IFIT1 Das Double-Nickase-Plasmid (m) besteht aus einem aufeinander abgestimmten Plasmidpaar, das für die hochspezifische Bearbeitung des Ifit1-Lokus in mouse-Zelllinien entwickelt wurde. Jedes Plasmid exprimiert eine Cas9-D10A-Nickase und eine spezifische sgRNA, die auf entgegengesetzte DNA-Stränge innerhalb von Ifit1 abzielt. Wenn sie auf benachbarte Stellen auf entgegengesetzten DNA-Strängen gerichtet sind, erzeugen die beiden Nickasen versetzte Einzelstrang-Schnitte, die zusammen einen versetzten Doppelstrangbruch erzeugen, was eine koordinierte On-Target-Aktivität beider Guides erfordert. Der resultierende DNA-Bruch wird durch endogene zelluläre Reparaturwege behoben, meist durch nicht-homologe Endverknüpfung (NHEJ), was zu Insertionen oder Deletionen führt, die die Ifit1-Funktion stören. Durch die Notwendigkeit einer doppelten sgRNA-Bindung am Zielort erhöht der Doppel-Nick-Ansatz die Spezifität der Bearbeitung und bietet eine komplementäre CRISPR-Strategie für Anwendungen, bei denen eine zusätzliche Kontrolle über die Zielgenauigkeit gewünscht ist.
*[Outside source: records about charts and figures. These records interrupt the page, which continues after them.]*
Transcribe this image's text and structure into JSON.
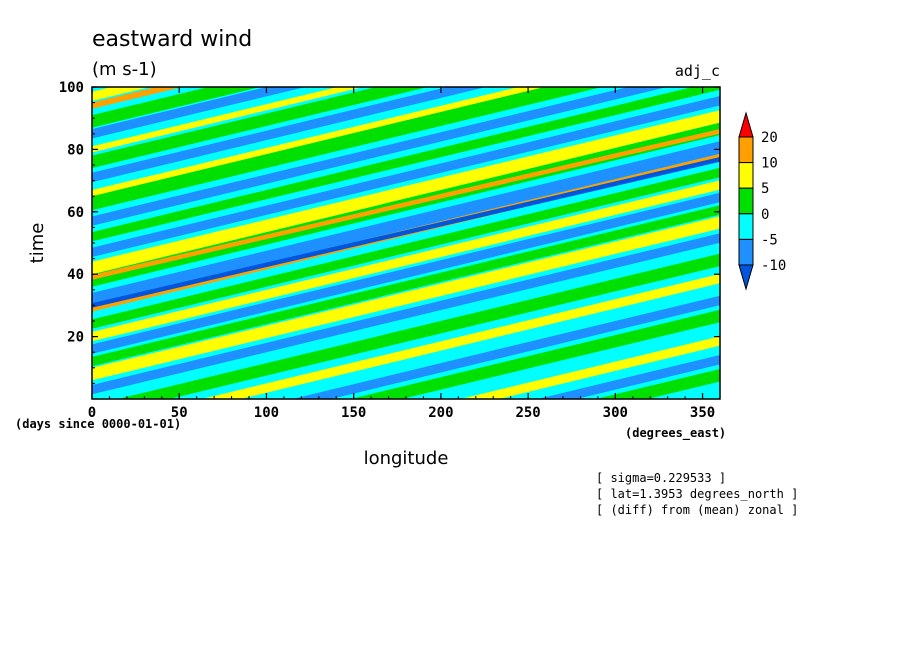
{
  "chart_data": {
    "type": "heatmap",
    "title": "eastward wind",
    "units": "(m s-1)",
    "run_label": "adj_c",
    "xlabel": "longitude",
    "ylabel": "time",
    "x_units": "(degrees_east)",
    "y_units": "(days since 0000-01-01)",
    "xlim": [
      0,
      360
    ],
    "ylim": [
      0,
      100
    ],
    "x_ticks": [
      0,
      50,
      100,
      150,
      200,
      250,
      300,
      350
    ],
    "y_ticks": [
      20,
      40,
      60,
      80,
      100
    ],
    "colorbar": {
      "levels": [
        -10,
        -5,
        0,
        5,
        10,
        20
      ],
      "colors": [
        "#0055dd",
        "#1e90ff",
        "#00ffff",
        "#00e000",
        "#ffff00",
        "#ffa000",
        "#ff0000"
      ]
    },
    "background_color": "#00ffff",
    "bands": [
      {
        "value": -7,
        "t_at_lon0": 3,
        "slope": 0.135,
        "thickness": 3
      },
      {
        "value": 7,
        "t_at_lon0": 8,
        "slope": 0.135,
        "thickness": 4
      },
      {
        "value": 3,
        "t_at_lon0": 12,
        "slope": 0.135,
        "thickness": 3
      },
      {
        "value": -7,
        "t_at_lon0": 16,
        "slope": 0.135,
        "thickness": 3
      },
      {
        "value": 7,
        "t_at_lon0": 20,
        "slope": 0.135,
        "thickness": 3
      },
      {
        "value": 3,
        "t_at_lon0": 24,
        "slope": 0.135,
        "thickness": 3
      },
      {
        "value": 12,
        "t_at_lon0": 29,
        "slope": 0.135,
        "thickness": 2
      },
      {
        "value": -7,
        "t_at_lon0": 32,
        "slope": 0.135,
        "thickness": 4
      },
      {
        "value": -12,
        "t_at_lon0": 30,
        "slope": 0.13,
        "thickness": 1.5
      },
      {
        "value": 3,
        "t_at_lon0": 38,
        "slope": 0.135,
        "thickness": 4
      },
      {
        "value": 7,
        "t_at_lon0": 42,
        "slope": 0.135,
        "thickness": 4
      },
      {
        "value": 12,
        "t_at_lon0": 39,
        "slope": 0.13,
        "thickness": 1.5
      },
      {
        "value": -7,
        "t_at_lon0": 47,
        "slope": 0.135,
        "thickness": 3
      },
      {
        "value": 3,
        "t_at_lon0": 52,
        "slope": 0.135,
        "thickness": 3
      },
      {
        "value": -7,
        "t_at_lon0": 57,
        "slope": 0.135,
        "thickness": 3
      },
      {
        "value": 3,
        "t_at_lon0": 63,
        "slope": 0.135,
        "thickness": 5
      },
      {
        "value": 7,
        "t_at_lon0": 66,
        "slope": 0.135,
        "thickness": 2
      },
      {
        "value": -7,
        "t_at_lon0": 71,
        "slope": 0.135,
        "thickness": 3
      },
      {
        "value": 3,
        "t_at_lon0": 76,
        "slope": 0.135,
        "thickness": 4
      },
      {
        "value": 7,
        "t_at_lon0": 80,
        "slope": 0.135,
        "thickness": 2
      },
      {
        "value": -7,
        "t_at_lon0": 85,
        "slope": 0.135,
        "thickness": 3
      },
      {
        "value": 3,
        "t_at_lon0": 89,
        "slope": 0.135,
        "thickness": 4
      },
      {
        "value": 12,
        "t_at_lon0": 94,
        "slope": 0.135,
        "thickness": 2
      },
      {
        "value": 7,
        "t_at_lon0": 97,
        "slope": 0.135,
        "thickness": 3
      },
      {
        "value": -7,
        "t_at_lon0": 101,
        "slope": 0.135,
        "thickness": 3
      },
      {
        "value": 3,
        "t_at_lon0": -4,
        "slope": 0.135,
        "thickness": 4
      },
      {
        "value": 7,
        "t_at_lon0": -10,
        "slope": 0.135,
        "thickness": 3
      },
      {
        "value": -7,
        "t_at_lon0": -17,
        "slope": 0.135,
        "thickness": 3
      },
      {
        "value": 3,
        "t_at_lon0": -22,
        "slope": 0.135,
        "thickness": 4
      },
      {
        "value": 7,
        "t_at_lon0": -30,
        "slope": 0.135,
        "thickness": 3
      },
      {
        "value": -7,
        "t_at_lon0": -36,
        "slope": 0.135,
        "thickness": 3
      },
      {
        "value": 3,
        "t_at_lon0": -41,
        "slope": 0.135,
        "thickness": 4
      }
    ]
  },
  "annotations": [
    "[ sigma=0.229533 ]",
    "[ lat=1.3953 degrees_north ]",
    "[ (diff) from (mean) zonal ]"
  ]
}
Um eine effiziente Identifizierung editierter Zellen zu unterstützen, kodiert ein Plasmid GFP zur fluoreszierenden Visualisierung transfizierter Populationen, während das Begleitplasmid ein Puromycin-Resistenzgen für die Antibiotika-Selektion trägt. Zusammen unterstützen diese Merkmale eine effiziente Anreicherung co-transfizierter Populationen und vereinfachen die Validierung von Klonen mit Ifit1-Störung.
Nur für Forschungszwecke. Nicht für diagnostische oder therapeutische Zwecke bestimmt.